3. She has sent her maidens, she calls on the wings of the heights of the city,         
4. "Whoever is simple, let him turn in here." To the one devoid of sense, she says to him,  
5. "Come, partake of my bread and drink of the wine I have mingled.      
6. Leave, you simpletons, and live, and step in the way of understanding."

Rashi explains that “her house,” is the world itself, and that the seven pillars are the seven days of Creation.
The latter part of the chapter continues the themes associated with the Flood – corruption, and the temptation of adultery. Hidden within the chapter is the verse at the root of the Jewish response to Greek corrupting ideas:

10. The beginning of wisdom is the fear of the Lord, and the knowledge of the holy ones is understanding.

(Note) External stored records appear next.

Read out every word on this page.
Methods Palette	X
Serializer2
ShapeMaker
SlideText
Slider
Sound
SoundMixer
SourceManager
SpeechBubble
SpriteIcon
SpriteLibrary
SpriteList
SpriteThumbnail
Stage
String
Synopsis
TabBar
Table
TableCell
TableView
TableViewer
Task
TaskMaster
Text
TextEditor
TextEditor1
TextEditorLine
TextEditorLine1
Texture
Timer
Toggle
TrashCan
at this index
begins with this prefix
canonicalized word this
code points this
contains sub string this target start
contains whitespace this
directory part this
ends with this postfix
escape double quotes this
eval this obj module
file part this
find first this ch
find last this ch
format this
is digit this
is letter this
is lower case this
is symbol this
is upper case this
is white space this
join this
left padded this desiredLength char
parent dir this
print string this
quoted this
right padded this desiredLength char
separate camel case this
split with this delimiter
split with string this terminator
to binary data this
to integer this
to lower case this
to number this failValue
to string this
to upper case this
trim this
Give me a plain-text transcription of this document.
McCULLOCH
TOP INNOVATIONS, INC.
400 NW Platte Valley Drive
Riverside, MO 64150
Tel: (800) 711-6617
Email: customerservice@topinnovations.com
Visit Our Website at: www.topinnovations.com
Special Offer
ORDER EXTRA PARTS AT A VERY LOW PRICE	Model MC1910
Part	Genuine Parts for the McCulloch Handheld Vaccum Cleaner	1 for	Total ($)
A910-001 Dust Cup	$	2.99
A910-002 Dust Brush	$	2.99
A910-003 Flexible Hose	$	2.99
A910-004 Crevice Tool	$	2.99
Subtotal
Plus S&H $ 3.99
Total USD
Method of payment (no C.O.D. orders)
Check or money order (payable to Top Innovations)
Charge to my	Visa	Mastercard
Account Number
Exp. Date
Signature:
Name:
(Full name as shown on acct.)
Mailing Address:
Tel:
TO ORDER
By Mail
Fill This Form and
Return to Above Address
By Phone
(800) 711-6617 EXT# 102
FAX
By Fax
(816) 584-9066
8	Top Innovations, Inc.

The Greeks were known for their wisdom, but unfortunately not for their fear of the Lord. King Solomon explains that the very beginning of wisdom is the fear of G-d, and that true knowledge and understanding are intrinsically linked with holiness, Kedushah.

This week is the yahrzeit of Reb Yaakov Leizer, the second Rebbe of Pshevorsk, on the 27th of Cheshvan. His father-in-law, Rabbi Moshe Yitzchak Gevirzman, was the great-grandson of Rebbe Elimelech of Lizhensk. He based himself in Antwerp, Belgium, and was well known for his Divine inspiration and miracles.[1] The following excerpt also indicates his tremendous humility:

Although he was a Rebbe of hundreds of chassidim and was respected worldwide, he never deviated from his humble, simple ways. He respected the lowliest Jews, comforting them with warm words and helping with their needs. He would often sleep on a bench in the ezras nashim, offering his own bed to wandering beggars. He slept in his sukkah with tens of others who did not have a sukkah of their own.
His gemilus chassadim and tzedakah were legendary. He collected funds and supported the needy and downtrodden with incomparable humility.[2]

This week is also often the yahrzeit of the second Rebbe of a chassidic line closely tied to Rebbe Elimelech of Lizhensk. The 29th of Cheshvan is the yahrzeit of Rebbe Tzvi-Hirsch of Riminov the personal attendant of Rebbe Menachem Mendel of Riminov, and later his successor. Rebbe Menachem Mendel Riminover was one of the main disciples of Rebbe Elimelech of Lizhensk, along with the Maggid of Koznitz, the Apter Rav, and the Chozeh of Lublin. He also studied under Reb Shmelke of Nikolsburg as a child. Rebbe Tzvi-Hirsh of Riminov was a devoted chassid and humble assistant, earning the title of Rav Tzvi Hersch Meshares (helper). As Rebbe, he had reputation as a miracle worker and was known for his Divrei Torah, later collected and published in the holy book Be’erot HaMayim, as well as many others.

Other yahrzeits this week include Rabbi Abba son of Rabbi Yitzchak Abuchatzeira (26th of Cheshvan), and (sometimes) Rabbeinu Yonah of Gerondi (28th of Cheshvan) and Rabbi Eliezer Yehudah Waldenberg, the Tzitz Eliezer (30th of Cheshvan).